Distance Education or Traditional Education


As the technology changes and life experiences advance in the world the same thing happened to the classroom. Today, it is common to find that learning institutions are adjusting to the new trend of incorporating the online system of delivering learning resources to the students. However, there has been a contradiction with some naysayers claiming that the position of the classroom and traditional learning does not deserve to follow suit with the advancing technologies. Many people argue on the basis that it denies student’s opportunity to interact with the tutor and that assessment is difficult when the teacher is far away from the learner. Despite the counterarguments, it is clear that distance learning is the better solution to learning in the twenty-first century because it not only offers a wider student audience but also saves money and enables the application of modern learning pedagogy (Tucker, 2001).

Tucker (2001) asserts that one great advantage of distance learning over the natural education setup is that it offers a platform to reach a wider network of learners. The validity of this argument stems from the realization that in a traditional setting, the tutor can only interact with those who would have attended the lesson. The weakness in this scenario is that when the learner has no capacity to travel to the institution physically, they are unable to access the facilities. For example, in the United States, many programs are offered online enabling students from far backgrounds to access learning when they cannot physically travel to the U.S. This way, the gap between the institution and the rest of the world is reduced.

Moreover, online learning enables the student to save on peripheral costs that the traditional learner incurs (Tucker, 2001). In the natural setting, it is required that the student travels to the educational institution to be able to access the resources. While it might seem more convenient, it comes with the disadvantage to the student because it costs both financial and time outlays. On the other hand, the online facilities do not require the learner to travel, and thus there is no extra transport cost. Additionally, it is easier to access the computer and contact the teacher with a click of a button as it is more time saving for them. Distance learning is thus seen to protect from unnecessary travel expenses and save on time wastage for the learner.

Finally, Tucker (2001) notes that to appreciate the facilities that come with the technology in the twenty-first century, the world needs to embrace distance learning. Today, advances in equipment have enabled learners to interact through the internet using video conferencing or other internet-enabled platforms (Shachar & Neumann, 2003). Because of this, the students can now learn to be independent and more creative in trying to study by themselves using the technology at their disposal. In the natural setting, however, the learner is encouraged to use conventional techniques where it is advocated that they should seek consultation in the classroom in case of difficulty. This style of learning is not only time consuming, but it also denies the student the ability to appreciate the resources at their disposal and tends to make them less creative.

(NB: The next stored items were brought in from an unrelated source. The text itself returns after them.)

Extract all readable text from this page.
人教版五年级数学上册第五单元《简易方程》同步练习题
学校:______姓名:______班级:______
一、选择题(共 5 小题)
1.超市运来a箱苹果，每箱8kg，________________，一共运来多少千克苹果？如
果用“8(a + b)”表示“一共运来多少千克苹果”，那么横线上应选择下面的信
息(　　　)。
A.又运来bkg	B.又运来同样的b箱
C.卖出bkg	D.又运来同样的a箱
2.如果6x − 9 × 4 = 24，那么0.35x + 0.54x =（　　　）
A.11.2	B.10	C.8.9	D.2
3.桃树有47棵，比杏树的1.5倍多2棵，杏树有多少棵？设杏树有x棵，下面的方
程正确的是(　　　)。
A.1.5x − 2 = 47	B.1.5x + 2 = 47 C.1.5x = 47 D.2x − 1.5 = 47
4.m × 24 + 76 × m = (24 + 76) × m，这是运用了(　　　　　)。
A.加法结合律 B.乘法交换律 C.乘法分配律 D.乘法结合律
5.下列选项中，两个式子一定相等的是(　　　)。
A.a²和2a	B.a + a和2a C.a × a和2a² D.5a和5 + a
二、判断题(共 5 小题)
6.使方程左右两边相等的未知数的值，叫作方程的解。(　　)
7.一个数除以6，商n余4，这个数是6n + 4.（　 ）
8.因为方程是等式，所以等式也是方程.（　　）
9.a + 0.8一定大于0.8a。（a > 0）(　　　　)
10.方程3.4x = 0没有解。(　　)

In summary, distance learning is turning into a crucial facet of the education system in the twenty-first century. Among the advantages are that it enables the institution to reach a broader geographical boundary of learning, reduces on extra learning costs, and allows the appreciation of technology in education. Shachar & Neumann (2003) note that despite its existence for over a century, it is yet to be recognized and appreciated worldwide. It has, however, to be stressed that the role of the traditional system should not be scrapped wholly as it still forms the backbone of learning in many countries.